Fujian Provincial Key Laboratory of Eco-Industrial Green Technology, College of Ecological and Resource Engineering, Wuyi University, Wuyishan, 354300, People's Republic of China.
State Key Laboratory of Agricultural Microbiology, College of Life Science and Technology, Huazhong Agricultural University, Wuhan, 430070, Hubei, People's Republic of China.
Appl Biochem Biotechnol. 2021 Nov;193(11):3540-3552. doi: 10.1007/s12010-021-03619-4. Epub 2021 Jul 26.
Poly-γ-glutamic acid (γ-PGA) is an anionic polymer with wide-ranging applications in the areas of medicine, light chemical industry, wastewater treatment, and agriculture. However, the production cost of γ-PGA is high for the requirement of adding the expensive precursor L-glutamic acid during fermentation, which hinders its widespread application. In this study, in order to improve γ-PGA yield, central carbon metabolism was engineered to enhance the carbon flux of tricarboxylic acid (TCA) cycle and glutamic acid synthesis in a γ-PGA production strain Bacillus licheniformis WX-02. Firstly, pyruvate dehydrogenase (PdhABCD) and citrate synthase (CitA) were overexpressed to strengthen the flux of pyruvate into TCA cycle, resulting in 34.93% and 11.14% increase of γ-PGA yield in B. licheniformis WX-02, respectively. Secondly, the carbon flux to glyoxylate shunt was rewired via varying the expression of isocitrate lyase (AceA), and a 23.24% increase of γ-PGA yield was obtained in AceA down-regulated strain WXPaceBA. Thirdly, deletion of pyruvate formate-lyase gene pflB led to a 30.70% increase of γ-PGA yield. Finally, combinatorial metabolic engineering was applied, and γ-PGA titer was enhanced to 12.02 g/L via overexpressing pdhABCD and citA, repressing aceA, and deleting pflB, with a 69.30% improvement compared to WX-02. Collectively, metabolic engineering of central carbon metabolism is an effective strategy for enhanced γ-PGA production in B. licheniformis, and this research provided a promising strain for industrial production of γ-PGA.
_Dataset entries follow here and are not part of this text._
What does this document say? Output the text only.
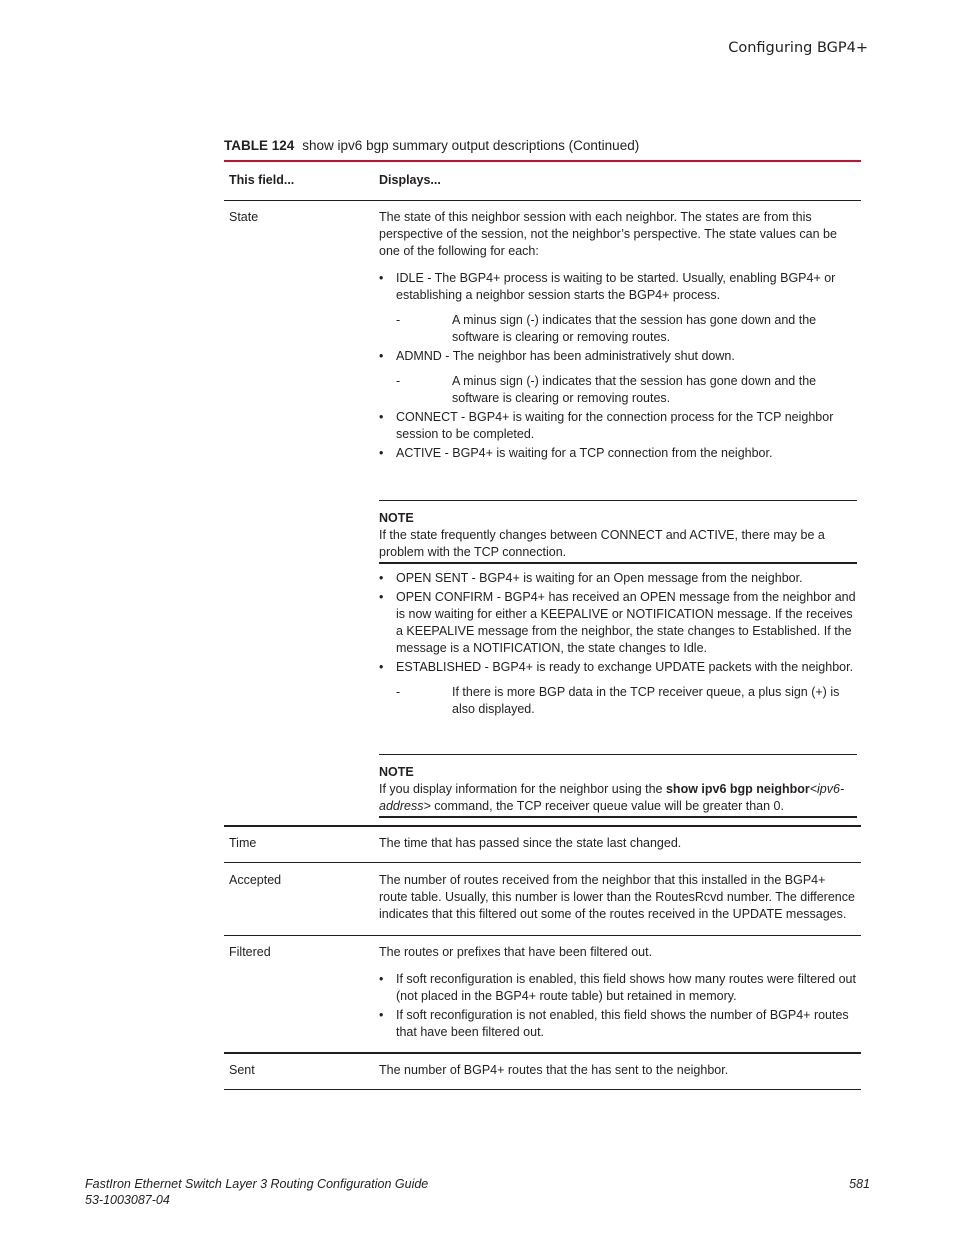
Configuring BGP4+
TABLE 124 show ipv6 bgp summary output descriptions (Continued)
This field...	Displays...
State	The state of this neighbor session with each neighbor. The states are from this perspective of the session, not the neighbor’s perspective. The state values can be one of the following for each:

• IDLE - The BGP4+ process is waiting to be started. Usually, enabling BGP4+ or establishing a neighbor session starts the BGP4+ process.
-	A minus sign (-) indicates that the session has gone down and the software is clearing or removing routes.
• ADMND - The neighbor has been administratively shut down.
-	A minus sign (-) indicates that the session has gone down and the software is clearing or removing routes.
• CONNECT - BGP4+ is waiting for the connection process for the TCP neighbor session to be completed.
• ACTIVE - BGP4+ is waiting for a TCP connection from the neighbor.
NOTE
If the state frequently changes between CONNECT and ACTIVE, there may be a problem with the TCP connection.
• OPEN SENT - BGP4+ is waiting for an Open message from the neighbor.
• OPEN CONFIRM - BGP4+ has received an OPEN message from the neighbor and is now waiting for either a KEEPALIVE or NOTIFICATION message. If the receives a KEEPALIVE message from the neighbor, the state changes to Established. If the message is a NOTIFICATION, the state changes to Idle.
• ESTABLISHED - BGP4+ is ready to exchange UPDATE packets with the neighbor.
-	If there is more BGP data in the TCP receiver queue, a plus sign (+) is also displayed.
NOTE
If you display information for the neighbor using the show ipv6 bgp neighbor<ipv6-address> command, the TCP receiver queue value will be greater than 0.
Time	The time that has passed since the state last changed.
Accepted	The number of routes received from the neighbor that this installed in the BGP4+ route table. Usually, this number is lower than the RoutesRcvd number. The difference indicates that this filtered out some of the routes received in the UPDATE messages.
Filtered	The routes or prefixes that have been filtered out.

• If soft reconfiguration is enabled, this field shows how many routes were filtered out (not placed in the BGP4+ route table) but retained in memory.
• If soft reconfiguration is not enabled, this field shows the number of BGP4+ routes that have been filtered out.
Sent	The number of BGP4+ routes that the has sent to the neighbor.
FastIron Ethernet Switch Layer 3 Routing Configuration Guide
53-1003087-04
581
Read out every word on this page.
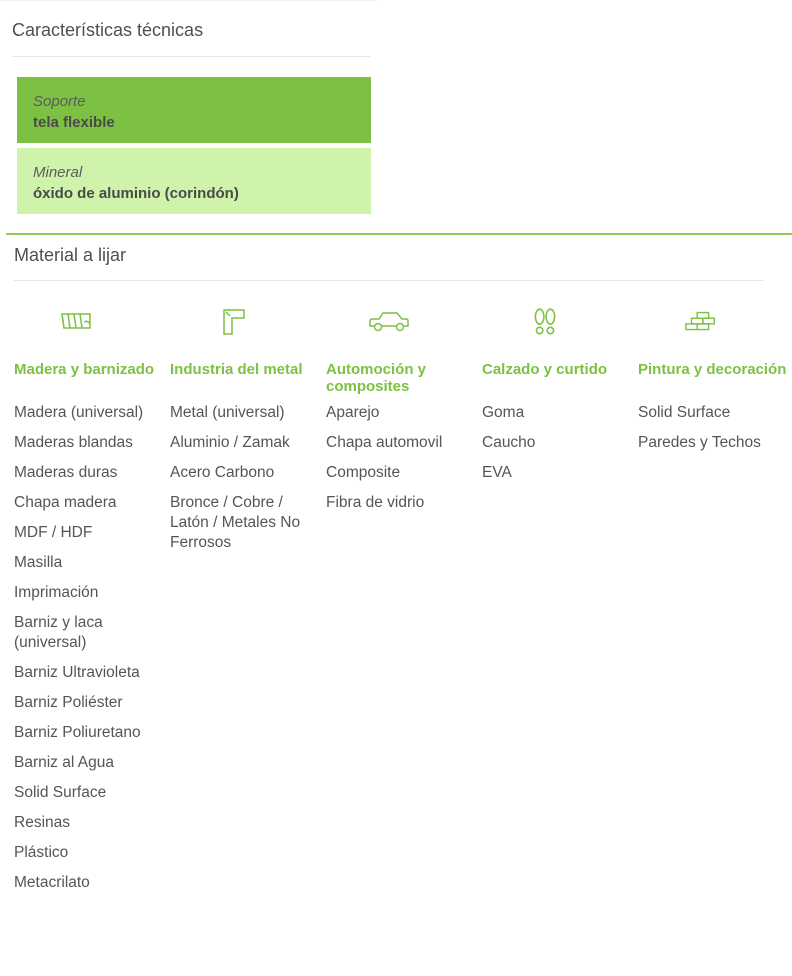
Características técnicas
Soporte
tela flexible
Mineral
óxido de aluminio (corindón)
Material a lijar
Madera y barnizado
Madera (universal)
Maderas blandas
Maderas duras
Chapa madera
MDF / HDF
Masilla
Imprimación
Barniz y laca (universal)
Barniz Ultravioleta
Barniz Poliéster
Barniz Poliuretano
Barniz al Agua
Solid Surface
Resinas
Plástico
Metacrilato
Industria del metal
Metal (universal)
Aluminio / Zamak
Acero Carbono
Bronce / Cobre / Latón / Metales No Ferrosos
Automoción y composites
Aparejo
Chapa automovil
Composite
Fibra de vidrio
Calzado y curtido
Goma
Caucho
EVA
Pintura y decoración
Solid Surface
Paredes y Techos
聚γ-谷氨酸(γ-PGA)是一种阴离子聚合物,在医学、轻工、污水处理和农业等领域有广泛的应用。然而,由于发酵过程中需要添加昂贵的前体 L-谷氨酸,γ-PGA 的生产成本很高,这阻碍了其广泛应用。在这项研究中,为了提高 γ-PGA 的产量,对中心碳代谢进行了工程改造,以增强三羧酸(TCA)循环和谷氨酸合成的碳通量,在 γ-PGA 生产菌株地衣芽孢杆菌 WX-02 中。首先,过表达丙酮酸脱氢酶(PdhABCD)和柠檬酸合酶(CitA)以加强丙酮酸进入 TCA 循环的通量,使地衣芽孢杆菌 WX-02 的 γ-PGA 产量分别增加了 34.93%和 11.14%。其次,通过改变异柠檬酸裂解酶(AceA)的表达来重新布线碳通量到乙醛酸支路,在 AceA 下调菌株 WXPaceBA 中获得了 23.24%的 γ-PGA 产量增加。第三,敲除丙酮酸甲酸裂解酶基因 pflB 导致 γ-PGA 产量增加 30.70%。最后,通过过表达 pdhABCD 和 citA、抑制 aceA 和敲除 pflB 进行组合代谢工程,γ-PGA 浓度提高到 12.02 g/L,与 WX-02 相比提高了 69.30%。总之,中心碳代谢的代谢工程是增强地衣芽孢杆菌 γ-PGA 生产的有效策略,该研究为 γ-PGA 的工业生产提供了有前途的菌株。